Shierholz and other EPI experts are often the ones Democrats pull into hearings to make the case for progressive policies. The group has been a prominent voice for the additional unemployment benefits that Congress passed to help jobless workers weather the downturn and that are now coming to an end. It has also spent a lot of time boosting the Protecting the Right to Organize Act, or PRO Act, Democrats’ proposal to make sweeping changes to collective bargaining law.
The bill has passed the House but doesn’t have enough support to overcome a filibuster in the Senate, where not even all Democrats are on board yet. Some lawmakers want to try to push through certain aspects of the law by using the budget reconciliation process, which would allow for a party-line vote.
Shierholz argued that no other legislation being considered could do more to reverse wage stagnation than the PRO Act.
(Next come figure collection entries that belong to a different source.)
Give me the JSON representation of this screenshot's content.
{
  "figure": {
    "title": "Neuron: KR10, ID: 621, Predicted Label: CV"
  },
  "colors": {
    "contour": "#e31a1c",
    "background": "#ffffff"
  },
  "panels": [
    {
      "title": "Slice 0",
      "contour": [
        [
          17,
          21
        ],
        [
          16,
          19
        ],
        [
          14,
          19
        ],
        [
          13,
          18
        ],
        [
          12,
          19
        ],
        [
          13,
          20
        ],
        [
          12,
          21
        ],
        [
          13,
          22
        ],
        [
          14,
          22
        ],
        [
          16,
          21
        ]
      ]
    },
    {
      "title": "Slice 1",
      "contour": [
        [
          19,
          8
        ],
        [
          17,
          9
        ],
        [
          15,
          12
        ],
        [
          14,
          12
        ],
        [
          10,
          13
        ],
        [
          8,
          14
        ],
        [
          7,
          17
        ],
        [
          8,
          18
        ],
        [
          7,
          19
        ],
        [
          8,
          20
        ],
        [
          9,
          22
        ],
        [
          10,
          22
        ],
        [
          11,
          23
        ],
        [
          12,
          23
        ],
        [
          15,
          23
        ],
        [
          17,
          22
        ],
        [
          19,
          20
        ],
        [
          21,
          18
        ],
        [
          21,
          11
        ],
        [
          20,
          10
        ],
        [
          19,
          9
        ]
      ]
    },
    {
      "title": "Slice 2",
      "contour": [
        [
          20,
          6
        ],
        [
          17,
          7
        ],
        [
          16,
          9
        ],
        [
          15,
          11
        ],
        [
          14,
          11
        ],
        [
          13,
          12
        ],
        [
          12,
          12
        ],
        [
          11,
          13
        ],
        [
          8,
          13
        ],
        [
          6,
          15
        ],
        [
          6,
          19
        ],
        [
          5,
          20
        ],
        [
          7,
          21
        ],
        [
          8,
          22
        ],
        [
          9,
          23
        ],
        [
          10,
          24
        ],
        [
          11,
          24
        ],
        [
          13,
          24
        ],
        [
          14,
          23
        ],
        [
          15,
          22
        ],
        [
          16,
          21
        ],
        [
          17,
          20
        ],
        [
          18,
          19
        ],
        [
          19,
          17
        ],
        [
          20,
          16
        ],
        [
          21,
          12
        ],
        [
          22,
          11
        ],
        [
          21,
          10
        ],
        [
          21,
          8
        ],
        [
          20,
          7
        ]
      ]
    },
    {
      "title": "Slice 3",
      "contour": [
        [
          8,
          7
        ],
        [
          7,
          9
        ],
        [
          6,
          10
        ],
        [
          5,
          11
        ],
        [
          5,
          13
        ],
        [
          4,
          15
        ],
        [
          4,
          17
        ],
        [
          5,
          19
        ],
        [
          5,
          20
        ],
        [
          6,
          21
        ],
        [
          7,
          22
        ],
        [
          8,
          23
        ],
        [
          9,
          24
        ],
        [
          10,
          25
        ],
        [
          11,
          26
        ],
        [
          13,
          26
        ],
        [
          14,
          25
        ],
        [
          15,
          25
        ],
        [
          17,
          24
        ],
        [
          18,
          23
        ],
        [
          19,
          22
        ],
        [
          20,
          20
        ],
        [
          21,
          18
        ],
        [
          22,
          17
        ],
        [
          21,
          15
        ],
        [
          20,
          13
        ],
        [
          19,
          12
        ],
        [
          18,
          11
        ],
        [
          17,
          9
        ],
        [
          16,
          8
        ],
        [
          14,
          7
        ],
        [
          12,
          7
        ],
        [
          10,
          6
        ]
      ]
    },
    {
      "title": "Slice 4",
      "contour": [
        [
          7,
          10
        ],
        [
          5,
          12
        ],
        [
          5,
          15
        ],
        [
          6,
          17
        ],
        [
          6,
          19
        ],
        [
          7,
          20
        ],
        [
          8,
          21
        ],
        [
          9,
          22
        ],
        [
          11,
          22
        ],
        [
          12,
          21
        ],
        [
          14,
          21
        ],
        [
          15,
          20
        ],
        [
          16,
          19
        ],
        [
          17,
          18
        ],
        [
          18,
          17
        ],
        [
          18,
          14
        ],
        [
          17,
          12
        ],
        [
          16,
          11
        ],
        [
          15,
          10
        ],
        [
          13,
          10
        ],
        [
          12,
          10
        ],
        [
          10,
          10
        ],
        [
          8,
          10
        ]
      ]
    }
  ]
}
“There is nothing that’s bigger, that’s more important to the kind of economy where overall growth is more broadly shared and not just captured by people who already have the most,” she said. “There is no substitution for that [bill] that could move the dial on the scale that’s needed.”
Despite the tight labor market that’s boosting wages in many industries this year, Shierholz is doubtful that workers’ leverage will last without systemic changes like the PRO Act.
“I see nothing that makes me think that there’s been any sort of permanent change,” she said. “These pockets of economic leverage created by massive flux in the labor market, they will dry up.”
Former President Barack Obama tapped Shierholz to be the Labor Department’s chief economist in 2014, a role she held until the end of that administration. The Labor Department became a focal point for ambitious economic policies during the latter half of the Obama presidency, but some of it was done too late to matter.
The Obama administration’s plan to greatly expand overtime protections to more workers was bottled up in court and then watered down by the Trump administration. Other policies carried out through the rulemaking process were similarly undone by the GOP as soon as Trump arrived in the White House.
There was a lesson there, Shierholz said, and one she believes the Biden administration understands. “If you look back, the biggest regret [was] stuff getting unraveled because it got implemented late,” she said. “There is no time to waste. You have to get moving on this stuff and get it implemented quick.”
Democrats in Congress may end up with only a short window to get things done if Republicans pick up enough seats in 2022, or their own most centrist colleagues manage to block the party’s legislative agenda. Whatever happens, Shierholz said she expects an ideological backlash now that so many progressive policies are on the table.
“There are certainly huge pockets of resistance to the idea that rising inequality is anything other than just a natural outgrowth of the modern economy,” she said. “In any shift in thinking, there will likely be a backlash. It will be a big job of EPI to limit the damage done or the steps backwards that always happen.”